While the entire shopkeeping section of the game manages to cleverly tackle genre conventions while still feeling like a distinct and interesting artistic expression in its own right and I genuinely think it's an amazing time, Recettear is brought down by the adventuring sections that the player has to pursue. A prominent way in which the player is able to collect more resources to put on their shelves is by hiring a mercenary to enter dungeons and essentially play a top down, procedurally generated dungeon crawler. My issues with this aspect of the game are pretty numerous as I feel that not only is the section pretty mechanically dry, but from a thematic standpoint I feel like it kinda goes against what the rest of the game was trying to do. For an experience that seems so deadset on subverting the many tropes of this style of RPGs, this section just feels like an extremely standard take on a top down dungeon crawler, with the experience really being nothing more than making your way through bland rooms and slaying waves of enemies to get loot, with not even a hint of more self-aware snarkiness or even something as simple as a proverbial wink to the camera, instead just being an emulation of the style of other games but just, worse. It also doesn't help that even from a purely mechanical standpoint, not only is this section pretty mediocre, but it ends up clashing with the other elements of gameplay and almost always just feels like a lesser option past the first few floors. The fact that the drops you get from the treasure chests don't remove lower tier items as you climb higher up often make these sections feel unsatisfying as you exit with a bunch of stuff that feels practically worthless, but still necessary to pursue in case you do manage to score a great haul.

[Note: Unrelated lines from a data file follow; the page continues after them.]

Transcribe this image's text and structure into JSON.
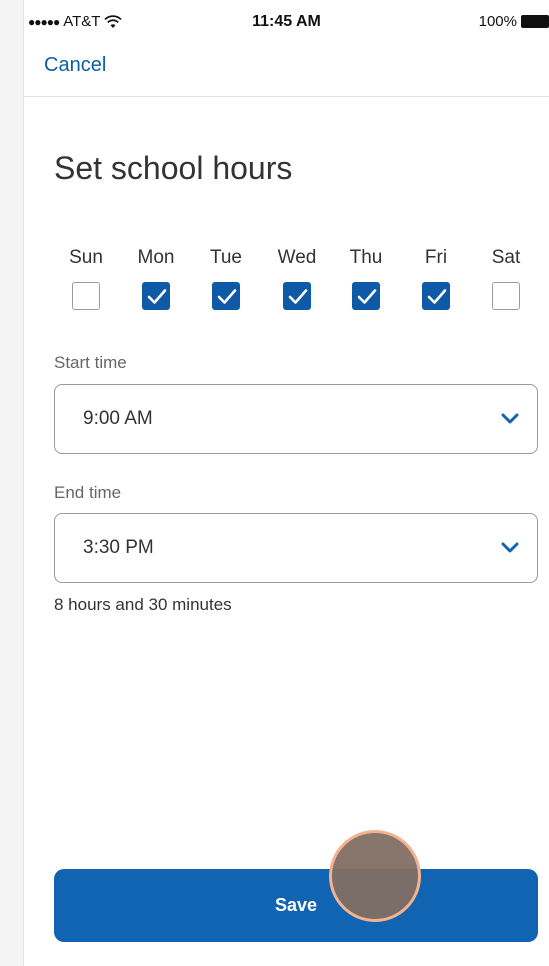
{
  "status_bar": {
    "signal": "●●●●●",
    "carrier": "AT&T",
    "time": "11:45 AM",
    "battery": "100%"
  },
  "nav": {
    "cancel_label": "Cancel"
  },
  "title": "Set school hours",
  "days": [
    {
      "label": "Sun",
      "checked": false
    },
    {
      "label": "Mon",
      "checked": true
    },
    {
      "label": "Tue",
      "checked": true
    },
    {
      "label": "Wed",
      "checked": true
    },
    {
      "label": "Thu",
      "checked": true
    },
    {
      "label": "Fri",
      "checked": true
    },
    {
      "label": "Sat",
      "checked": false
    }
  ],
  "start_time": {
    "label": "Start time",
    "value": "9:00 AM"
  },
  "end_time": {
    "label": "End time",
    "value": "3:30 PM"
  },
  "duration_text": "8 hours and 30 minutes",
  "save_label": "Save",
  "colors": {
    "accent": "#1064b1",
    "link": "#0b5fa5",
    "touch": "#826e64"
  },
  "icons": {
    "chevron": "chevron-down-icon",
    "check": "check-icon",
    "wifi": "wifi-icon",
    "battery": "battery-icon"
  }
}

The crafting materials that you find throughout also don't help much due to the limited inventory space (what a surprise, me complaining about this stuff again) making you have to choose between taking more valuable items or taking ingredients to potentially craft something better, the issue being that the steep amount of these materials you generally need to make anything worthwhile ends up making this barely a choice, as it's almost always more beneficial to just take the items that are worth more than to try doing anything special with them. It all ends up becoming a game of irritation and you're just constantly throwing out items worth ever so slightly less than others to make minuscule additional profits, ultimately micromanaging in a truly unsatisfying way that also wastes time that could've just been spent getting significantly richer off of buying and reselling items in town. I ultimately just feel that this section doesn't provide sufficient reward for the time investment and risk involved, as losing an entire in-game day if you fall in battle is absolutely brutal and will impede your chances at being able to pay off weekly debts pretty significantly. Everything about the game seems to scream against touching this portion of the game at all, and yet there are too many incessant moments that push the player towards that all that I have to assume that they want you to heavily engage with it despite it being by far the worst aspect of the experience by a huge margin.

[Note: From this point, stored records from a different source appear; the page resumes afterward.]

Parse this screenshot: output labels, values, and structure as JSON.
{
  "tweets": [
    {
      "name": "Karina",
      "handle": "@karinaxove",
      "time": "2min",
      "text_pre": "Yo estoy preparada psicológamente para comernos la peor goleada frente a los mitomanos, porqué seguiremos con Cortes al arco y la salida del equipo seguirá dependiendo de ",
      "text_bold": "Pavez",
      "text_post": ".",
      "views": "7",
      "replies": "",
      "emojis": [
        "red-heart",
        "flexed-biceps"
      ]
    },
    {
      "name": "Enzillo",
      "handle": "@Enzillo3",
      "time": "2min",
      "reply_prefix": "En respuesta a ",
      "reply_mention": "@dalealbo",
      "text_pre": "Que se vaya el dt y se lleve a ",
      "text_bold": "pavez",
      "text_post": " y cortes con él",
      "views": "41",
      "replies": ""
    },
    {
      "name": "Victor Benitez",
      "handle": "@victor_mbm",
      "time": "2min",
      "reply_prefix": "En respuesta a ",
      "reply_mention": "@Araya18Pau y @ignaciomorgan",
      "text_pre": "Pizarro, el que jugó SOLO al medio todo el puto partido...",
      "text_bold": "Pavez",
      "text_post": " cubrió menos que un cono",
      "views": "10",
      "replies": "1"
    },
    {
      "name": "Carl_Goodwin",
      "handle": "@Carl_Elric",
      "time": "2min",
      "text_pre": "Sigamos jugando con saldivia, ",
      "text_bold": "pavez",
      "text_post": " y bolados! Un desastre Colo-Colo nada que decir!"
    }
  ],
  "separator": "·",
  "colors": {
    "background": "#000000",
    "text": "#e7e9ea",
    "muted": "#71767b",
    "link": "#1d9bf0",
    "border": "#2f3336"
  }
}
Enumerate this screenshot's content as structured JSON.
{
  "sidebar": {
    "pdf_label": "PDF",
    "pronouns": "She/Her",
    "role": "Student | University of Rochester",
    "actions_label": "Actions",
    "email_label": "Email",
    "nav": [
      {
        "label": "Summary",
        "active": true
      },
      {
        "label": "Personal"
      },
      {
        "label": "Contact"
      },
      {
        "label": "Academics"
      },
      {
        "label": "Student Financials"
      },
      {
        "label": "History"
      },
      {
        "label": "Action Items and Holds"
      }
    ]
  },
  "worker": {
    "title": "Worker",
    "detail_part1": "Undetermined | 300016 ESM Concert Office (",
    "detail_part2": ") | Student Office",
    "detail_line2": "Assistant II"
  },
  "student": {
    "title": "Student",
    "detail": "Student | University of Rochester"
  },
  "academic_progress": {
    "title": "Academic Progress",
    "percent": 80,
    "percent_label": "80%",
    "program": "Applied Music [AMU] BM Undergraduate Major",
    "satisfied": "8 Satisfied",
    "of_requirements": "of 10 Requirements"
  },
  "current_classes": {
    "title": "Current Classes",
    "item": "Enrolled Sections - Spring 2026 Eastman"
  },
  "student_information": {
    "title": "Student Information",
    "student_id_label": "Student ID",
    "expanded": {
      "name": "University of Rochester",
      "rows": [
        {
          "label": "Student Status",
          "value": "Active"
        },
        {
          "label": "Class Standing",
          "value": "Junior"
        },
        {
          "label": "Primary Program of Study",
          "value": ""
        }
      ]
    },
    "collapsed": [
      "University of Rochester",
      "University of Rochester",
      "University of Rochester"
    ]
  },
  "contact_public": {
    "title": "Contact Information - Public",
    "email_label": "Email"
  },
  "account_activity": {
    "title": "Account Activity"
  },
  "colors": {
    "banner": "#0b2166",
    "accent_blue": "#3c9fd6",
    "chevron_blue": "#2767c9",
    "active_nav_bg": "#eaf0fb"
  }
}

Overall, Recettear is a game that is an amazingly fun romp that manages to be equal parts witty and very silly and I love so much about what it does in certain respects, particularly everything related to the shopkeeping elements on display, but I can't fully embrace it and want to engage with it beyond its main campaign due to how hard the game pushes an entirely unsatisfying aspect of itself on the player. The amount of underlying nuance that the player is expected to figure out and best capitalise on is absolutely wonderful and provides further depth to such a deceptively basic time, but even so, if you decide you want to play this, be prepared for some moments of severe tedium in between the cool stuff, and it's certainly not a dealbreaker, this is still a fun game, even if it maybe bit off a bit more than it could chew.